Recent College Grad- "Dear...From Michelle"

--------Dear Recent College Grad,

I’m not sure if you are a good person to ask about this situation or not. I’m hoping you can guide me in the right direction. I am in pieces right now because my best girl told me she saw my boyfriend making out with some freshmen b**** at a party this past weekend! I couldn’t go to visit everybody because I was stuck working. So instead my boyfriend ends up throwing away a two year relationship for some gross freshmen girl! I asked my friend what she looked like but my friend said she couldn’t tell. Then it gets worse because I find out the girls name and look her up on facebook and she is some little whore who I recognize from church. I just don’t know what to do. I know I don’t deserve this. Should I stay with my boyfriend or say something to that b**** who f***** stuff up?

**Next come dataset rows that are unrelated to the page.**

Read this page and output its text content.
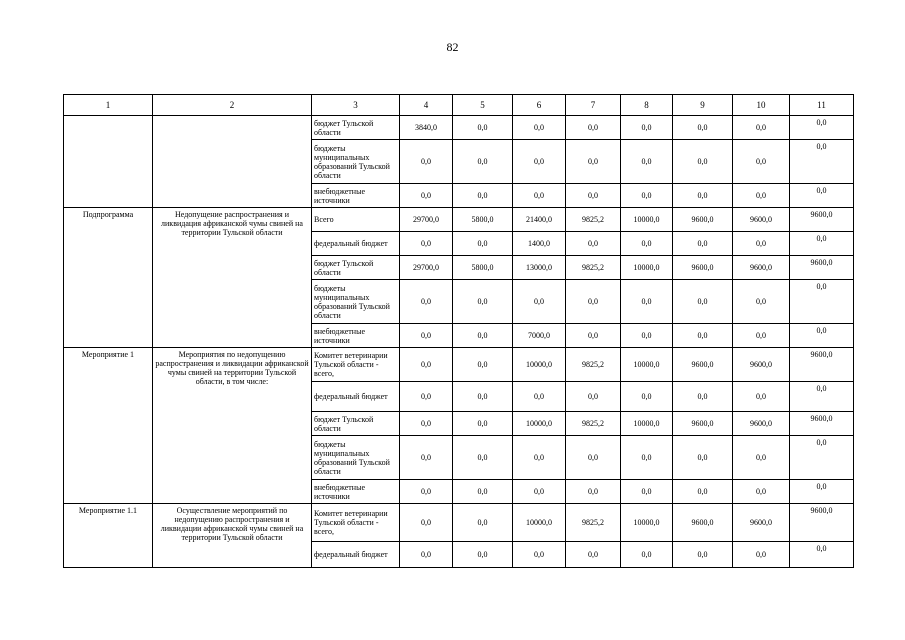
82
1	2	3	4	5	6	7	8	9	10	11
		бюджет Тульской области	3840,0	0,0	0,0	0,0	0,0	0,0	0,0	0,0
		бюджеты муниципальных образований Тульской области	0,0	0,0	0,0	0,0	0,0	0,0	0,0	0,0
		внебюджетные источники	0,0	0,0	0,0	0,0	0,0	0,0	0,0	0,0
Подпрограмма	Недопущение распространения и ликвидация африканской чумы свиней на территории Тульской области	Всего	29700,0	5800,0	21400,0	9825,2	10000,0	9600,0	9600,0	9600,0
		федеральный бюджет	0,0	0,0	1400,0	0,0	0,0	0,0	0,0	0,0
		бюджет Тульской области	29700,0	5800,0	13000,0	9825,2	10000,0	9600,0	9600,0	9600,0
		бюджеты муниципальных образований Тульской области	0,0	0,0	0,0	0,0	0,0	0,0	0,0	0,0
		внебюджетные источники	0,0	0,0	7000,0	0,0	0,0	0,0	0,0	0,0
Мероприятие 1	Мероприятия по недопущению распространения и ликвидации африканской чумы свиней на территории Тульской области, в том числе:	Комитет ветеринарии Тульской области - всего,	0,0	0,0	10000,0	9825,2	10000,0	9600,0	9600,0	9600,0
		федеральный бюджет	0,0	0,0	0,0	0,0	0,0	0,0	0,0	0,0
		бюджет Тульской области	0,0	0,0	10000,0	9825,2	10000,0	9600,0	9600,0	9600,0
		бюджеты муниципальных образований Тульской области	0,0	0,0	0,0	0,0	0,0	0,0	0,0	0,0
		внебюджетные источники	0,0	0,0	0,0	0,0	0,0	0,0	0,0	0,0
Мероприятие 1.1	Осуществление мероприятий по недопущению распространения и ликвидации африканской чумы свиней на территории Тульской области	Комитет ветеринарии Тульской области - всего,	0,0	0,0	10000,0	9825,2	10000,0	9600,0	9600,0	9600,0
		федеральный бюджет	0,0	0,0	0,0	0,0	0,0	0,0	0,0	0,0
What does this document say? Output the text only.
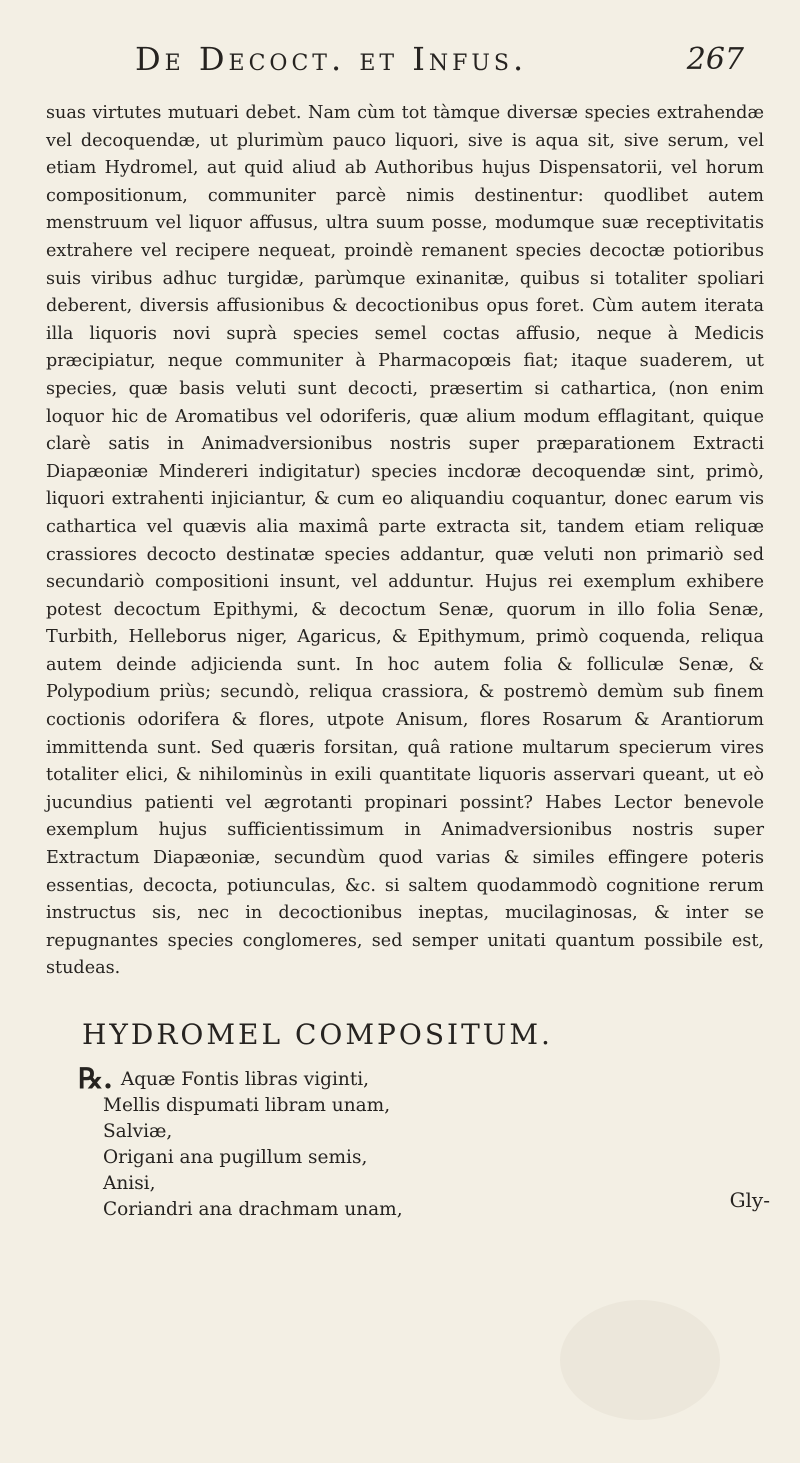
De Decoct. et Infus.	267

suas virtutes mutuari debet. Nam cùm tot tàmque diversæ species extrahendæ vel decoquendæ, ut plurimùm pauco liquori, sive is aqua sit, sive serum, vel etiam Hydromel, aut quid aliud ab Authoribus hujus Dispensatorii, vel horum compositionum, communiter parcè nimis destinentur: quodlibet autem menstruum vel liquor affusus, ultra suum posse, modumque suæ receptivitatis extrahere vel recipere nequeat, proindè remanent species decoctæ potioribus suis viribus adhuc turgidæ, parùmque exinanitæ, quibus si totaliter spoliari deberent, diversis affusionibus & decoctionibus opus foret. Cùm autem iterata illa liquoris novi suprà species semel coctas affusio, neque à Medicis præcipiatur, neque communiter à Pharmacopœis fiat; itaque suaderem, ut species, quæ basis veluti sunt decocti, præsertim si cathartica, (non enim loquor hic de Aromatibus vel odoriferis, quæ alium modum efflagitant, quique clarè satis in Animadversionibus nostris super præparationem Extracti Diapæoniæ Mindereri indigitatur) species incdoræ decoquendæ sint, primò, liquori extrahenti injiciantur, & cum eo aliquandiu coquantur, donec earum vis cathartica vel quævis alia maximâ parte extracta sit, tandem etiam reliquæ crassiores decocto destinatæ species addantur, quæ veluti non primariò sed secundariò compositioni insunt, vel adduntur. Hujus rei exemplum exhibere potest decoctum Epithymi, & decoctum Senæ, quorum in illo folia Senæ, Turbith, Helleborus niger, Agaricus, & Epithymum, primò coquenda, reliqua autem deinde adjicienda sunt. In hoc autem folia & folliculæ Senæ, & Polypodium priùs; secundò, reliqua crassiora, & postremò demùm sub finem coctionis odorifera & flores, utpote Anisum, flores Rosarum & Arantiorum immittenda sunt. Sed quæris forsitan, quâ ratione multarum specierum vires totaliter elici, & nihilominùs in exili quantitate liquoris asservari queant, ut eò jucundius patienti vel ægrotanti propinari possint? Habes Lector benevole exemplum hujus sufficientissimum in Animadversionibus nostris super Extractum Diapæoniæ, secundùm quod varias & similes effingere poteris essentias, decocta, potiunculas, &c. si saltem quodammodò cognitione rerum instructus sis, nec in decoctionibus ineptas, mucilaginosas, & inter se repugnantes species conglomeres, sed semper unitati quantum possibile est, studeas.

HYDROMEL COMPOSITUM.
℞. Aquæ Fontis libras viginti,
Mellis dispumati libram unam,
Salviæ,
Origani ana pugillum semis,
Anisi,
Coriandri ana drachmam unam,	Gly-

-Michelle----------------------------

Dear Michelle,

First and foremost; do not put “whore” and “church” in the same sentence. I consider myself to be a fairly vulgar writer but have serious anger issues. To be honest I do not think I am a good person to consult on the “why freshmen” situation. However I feel obliged to point you in a direction where I feel all parties involved win. For starters do not attack the freshmen girl. She is the real victim in this scenario. Think about it Michelle, “Why the freshmen?” Was it because she was so perfect? (Possibly…) Or was it because you have gotten to comfortable with your physical appearance? (quite possibly). I am not hinting to the fact that you are an unattractive girl, but you have apparently lost the edge that made your boyfriend pop wood. There is something to be said for hooking up with a true freshman but in most long-term relationships it is a rarity. Away from your appearance, how is your attitude? Most freshmen girls have that “ha ha…you’re cute” mentality. Where as lately your conversation at the bar has consisted of “we are not f**** tonight.” You need to have the “YES” mentality on anything from sex to making random deserts. (like cookies and other things he /his friends will enjoy). My advice would be arrange a time for your boyfriend to come over, and try that maneuver from varsity blues where she puts whipped cream over her privates. I know I could only dream of that kind of activity right now.

Wednesday, July 1, 2009

Recent College Grad- "Dear Recent College Grad---First Letter---Jeffrey

---"Dear Recent College Grad,

I just graduated high school and I am so f**** pumped to go to college. I was just wondering if college is really going to be like everyone says it is. You know bitches, halo, getting f***** up, joining a frat. I hope this is exactly what college is like. I am the first one in my family to go to college so I don’t have an older brother to give me advice and shit. I did hear from some other kids at school that going to college is a lot like what happens in the movies. Is this true? What should I do to make sure I get enough action and get into a good frat?

Thanks dude, Jeffrey"----

Dear Jeffrey,

You need to get a hold of yourself. You fit the perfect profile for someone who is going to wet their pants (literally) while attending your first college keg event. I would be lying to you if I told you that part of college did not include women, drinking, and more. However it sounds to me like you are going about this the wrong way. There will also be a substantial amount of xbox played during normal daytime hours. In no way am I telling you not to go all out your first week of college (which you should). On the other hand you need to be careful and not create the image that you’re a loser (which I have feelings that you might be). The only difference in real college and “movie college” is that its the f***** MOVIES! Will Ferrell and Vince Vaughn could do whatever they wanted in Old School because they didn’t risk getting kicked out of school. On the point of fraternities: They are very fun. Yet it is not an excuse for you to blackout and chase a sorority girl around the pledge mixer with jungle juice all over your face. I unfortunately have experience with this first-hand. My advice is for you to calm down, read a nudie magazine, and ease up dreams of becoming Van Wilder.